Formulating drugs that will go deep into blood-brain barrier
Repairing leakages within the blood-brain barrier is certainly quite an obstacle for doctors and scientists. Finding ways for drugs to enter the brain without going under the knife is even more so.
Unfortunately, approximately 98% of prospective medicinal drugs for brain disorders today cannot pass the blood-brain barrier. However, there are a few limited alternatives for patients who suffer from brain tumors and other neurological diseases.
In light of these issues, together with the development of modern brain technologies, scientists are now establishing creative solutions to temporarily remove the blood-brain barrier to facilitate drugs and to help them accomplish their objectives inside the brain. They are already setting up a variety of ways to make sure life-saving drugs can reach specific targets affected by illnesses and diseases.

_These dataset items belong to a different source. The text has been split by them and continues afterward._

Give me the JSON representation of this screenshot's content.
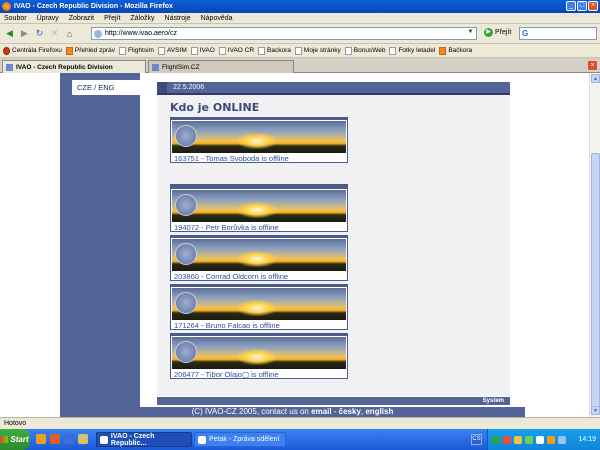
{
  "window": {
    "title": "IVAO - Czech Republic Division - Mozilla Firefox"
  },
  "menu": [
    "Soubor",
    "Úpravy",
    "Zobrazit",
    "Přejít",
    "Záložky",
    "Nástroje",
    "Nápověda"
  ],
  "address": {
    "url": "http://www.ivao.aero/cz",
    "go_label": "Přejít",
    "search_engine": "G"
  },
  "bookmarks": [
    "Centrála Firefoxu",
    "Přehled zpráv",
    "Flightsim",
    "AVSIM",
    "IVAO",
    "IVAO CR",
    "Backora",
    "Moje stránky",
    "BonusWeb",
    "Fotky letadel",
    "Bačkora"
  ],
  "tabs": [
    {
      "label": "IVAO - Czech Republic Division",
      "active": true
    },
    {
      "label": "FlightSim.CZ",
      "active": false
    }
  ],
  "page": {
    "lang_switch": "CZE / ENG",
    "date": "22.5.2006",
    "heading": "Kdo je ONLINE",
    "entries": [
      "163751 - Tomas Svoboda is offline",
      "194072 - Petr Borůvka is offline",
      "203860 - Conrad Oldcorn is offline",
      "171264 - Bruno Falcao is offline",
      "206477 - Tibor Olajo▢ is offline"
    ],
    "footer_label": "System",
    "footer": {
      "prefix": "(C) IVAO-CZ 2005, contact us on ",
      "email": "email",
      "sep1": " - ",
      "cz": "česky",
      "sep2": ", ",
      "en": "english"
    }
  },
  "status": "Hotovo",
  "taskbar": {
    "start": "Start",
    "items": [
      "IVAO - Czech Republic...",
      "Petak - Zpráva sdělení"
    ],
    "lang": "CS",
    "clock": "14:19"
  }
}
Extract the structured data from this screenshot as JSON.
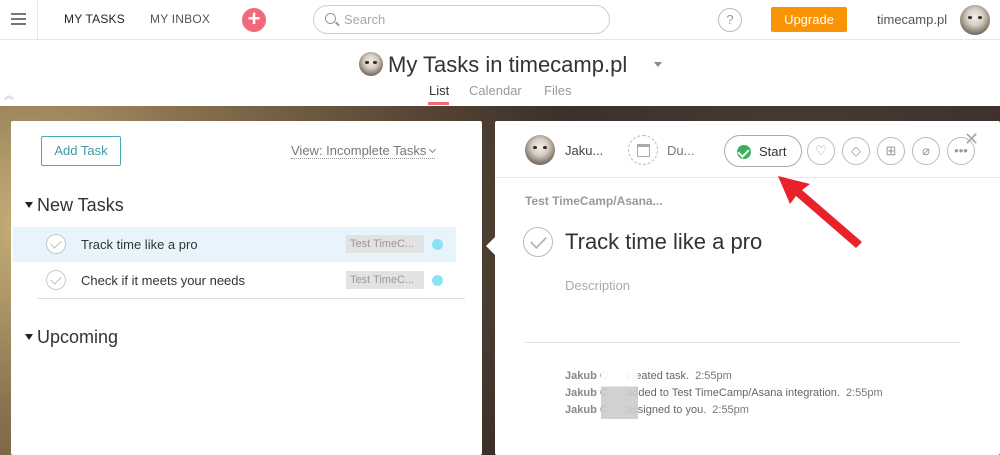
{
  "topbar": {
    "my_tasks": "MY TASKS",
    "my_inbox": "MY INBOX",
    "plus": "+",
    "search_placeholder": "Search",
    "help": "?",
    "upgrade": "Upgrade",
    "org": "timecamp.pl",
    "accent": "#f06a7a",
    "upgrade_color": "#f89406"
  },
  "project": {
    "title": "My Tasks in timecamp.pl",
    "tabs": [
      "List",
      "Calendar",
      "Files"
    ],
    "active_tab": "List"
  },
  "list": {
    "add_task": "Add Task",
    "view": "View: Incomplete Tasks",
    "sections": [
      {
        "name": "New Tasks",
        "tasks": [
          {
            "title": "Track time like a pro",
            "tag": "Test TimeC...",
            "selected": true
          },
          {
            "title": "Check if it meets your needs",
            "tag": "Test TimeC...",
            "selected": false
          }
        ]
      },
      {
        "name": "Upcoming",
        "tasks": []
      }
    ]
  },
  "detail": {
    "assignee": "Jaku...",
    "due": "Du...",
    "start": "Start",
    "close": "✕",
    "tools": [
      "♡",
      "⌂",
      "⎇",
      "⚲",
      "•••"
    ],
    "breadcrumb": "Test TimeCamp/Asana...",
    "title": "Track time like a pro",
    "description_placeholder": "Description",
    "stories": [
      {
        "user": "Jakub C",
        "text": "created task.",
        "time": "2:55pm"
      },
      {
        "user": "Jakub C",
        "text": "added to Test TimeCamp/Asana integration.",
        "time": "2:55pm"
      },
      {
        "user": "Jakub C",
        "text": "assigned to you.",
        "time": "2:55pm"
      }
    ]
  }
}
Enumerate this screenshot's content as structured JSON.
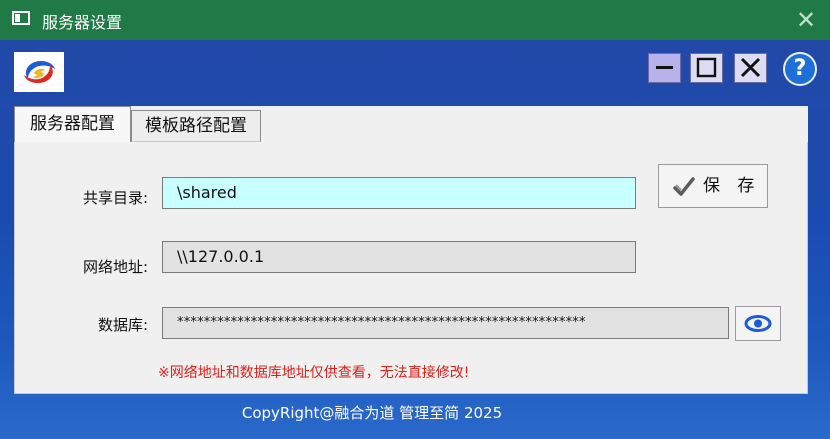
{
  "window": {
    "title": "服务器设置",
    "close_glyph": "✕"
  },
  "toolbar": {
    "help_label": "?"
  },
  "tabs": [
    {
      "label": "服务器配置"
    },
    {
      "label": "模板路径配置"
    }
  ],
  "form": {
    "share": {
      "label": "共享目录:",
      "value": "\\shared"
    },
    "net": {
      "label": "网络地址:",
      "value": "\\\\127.0.0.1"
    },
    "db": {
      "label": "数据库:",
      "value": "*************************************************************"
    }
  },
  "buttons": {
    "save_label": "保 存"
  },
  "note": "※网络地址和数据库地址仅供查看，无法直接修改!",
  "footer": "CopyRight@融合为道 管理至简 2025",
  "colors": {
    "titlebar": "#1f7a45",
    "window_bg": "#1c4aa0",
    "share_field": "#c8ffff",
    "note_red": "#e0201a"
  }
}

One technique they are attempting to do is to make the barrier extra permeable. Fluid from the endothelial cells are drawn out, causing them to shrivel up and to temporarily create more spaces for medicines to cross. Within a couple of hours, the floodgate will close and the cells will return to their standard size. Although this innovative technique faces numerous problems as well, several experts are hoping that this ground-breaking information about the blood-brain barrier may lead to the better treatment of both minor and intractable brain disorders in the future.